Тогда был 1987 год, и наш фильм стал фактически первой ласточка подобного кино. По-моему, первый вариант в 1986-м снят.

Сейчас вот юбилей Говорухина, и говорят, что он создатель русского триллера из-за картины «Десять негритят». Я не знаю… но на самом деле «Господин Оформитель» сделан чуть раньше.

Тогда было замечательное время. Я думаю, что это не только слова стареющего человека – именно, меня (а у стариков всегда: «Знаете, было замечательное время…»), нет. Время было следующее: цензура в стране упала, а прокат еще был. То есть – «малина»! Это продлилось несколько лет, потом все, естественно, завернулось. И нам предложили для большого экрана сделать нечто более помпезное. И мы сделали второй вариант – час сорок – досняли эту картину, нагрузили ее тягучим ритмом арт-кино. Первый ритм пятидесятиминутной картины был такой более живой, что ли… Мы тогда все были очень озабочены «тягучим ритмом», чтобы из «тягучего ритма» рождалось бы какое-то чувство странное.

Сделали вот эту картину, и – бог ты мой! – она вышла в это благословенное время и по ленфильмовским сборам оказалась второй. Первой была какая-то, помню, картина Бортко… Может быть, я ошибаюсь… Или не Бортко… Какая-то была картина, «Блондинка за углом». Может быть, я, честно говоря, путаю. Или «Школьный вальс» – что-то про нимфеток такое… А вторая – наша.

Сборы!

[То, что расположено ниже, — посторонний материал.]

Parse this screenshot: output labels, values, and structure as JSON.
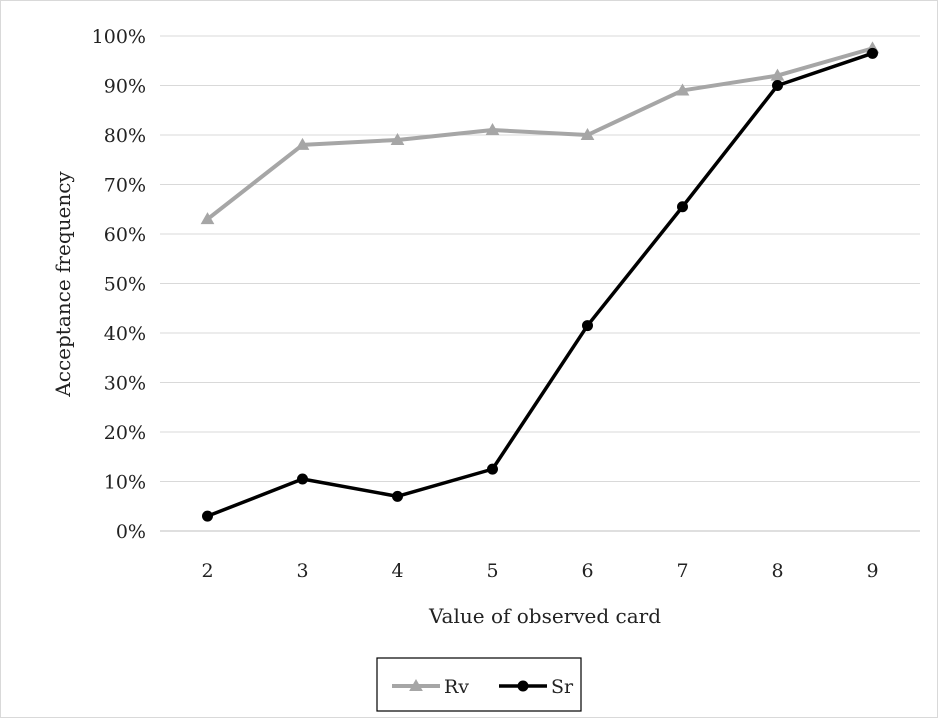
{
  "chart_data": {
    "type": "line",
    "title": "",
    "xlabel": "Value of observed card",
    "ylabel": "Acceptance frequency",
    "categories": [
      "2",
      "3",
      "4",
      "5",
      "6",
      "7",
      "8",
      "9"
    ],
    "y_ticks": [
      "0%",
      "10%",
      "20%",
      "30%",
      "40%",
      "50%",
      "60%",
      "70%",
      "80%",
      "90%",
      "100%"
    ],
    "ylim": [
      0,
      100
    ],
    "y_unit": "%",
    "grid": true,
    "legend_position": "bottom-center",
    "series": [
      {
        "name": "Rv",
        "color": "#a6a6a6",
        "marker": "triangle",
        "values": [
          63,
          78,
          79,
          81,
          80,
          89,
          92,
          97.5
        ]
      },
      {
        "name": "Sr",
        "color": "#000000",
        "marker": "circle",
        "values": [
          3,
          10.5,
          7,
          12.5,
          41.5,
          65.5,
          90,
          96.5
        ]
      }
    ]
  }
}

Хорошо! Ну, мы, естественно, ни копейки не получили со всех этих сборов, как обычно. Но елы-палы – здорово! А тогда я работал еще параллельно с Александром Николаевичем Сокуровым, моим постоянным соавтором, и мне приснился сон… I had a dream. Dream этот был следующий: какому-то порядочному человеку некие высшие силы вручают карающие функции, карающую способность. Допустим, я приличный человек, и мне дают в руки меч, и я могу скверну из этого мира изгнать. Я вожусь с этим мечом, сначала соглашаюсь, а потом выясняется, что, как только я начну наказывать, сам процесс наказания уже есть некий грех. И я отказываюсь от этого меча. Тогда Ангел Истребления передает его моему врагу – человеку лукавому, двусмысленному и так далее, который начинает с того, что этим мечом рубит меня. Абсолютно притчеобразная история, полностью приснившаяся.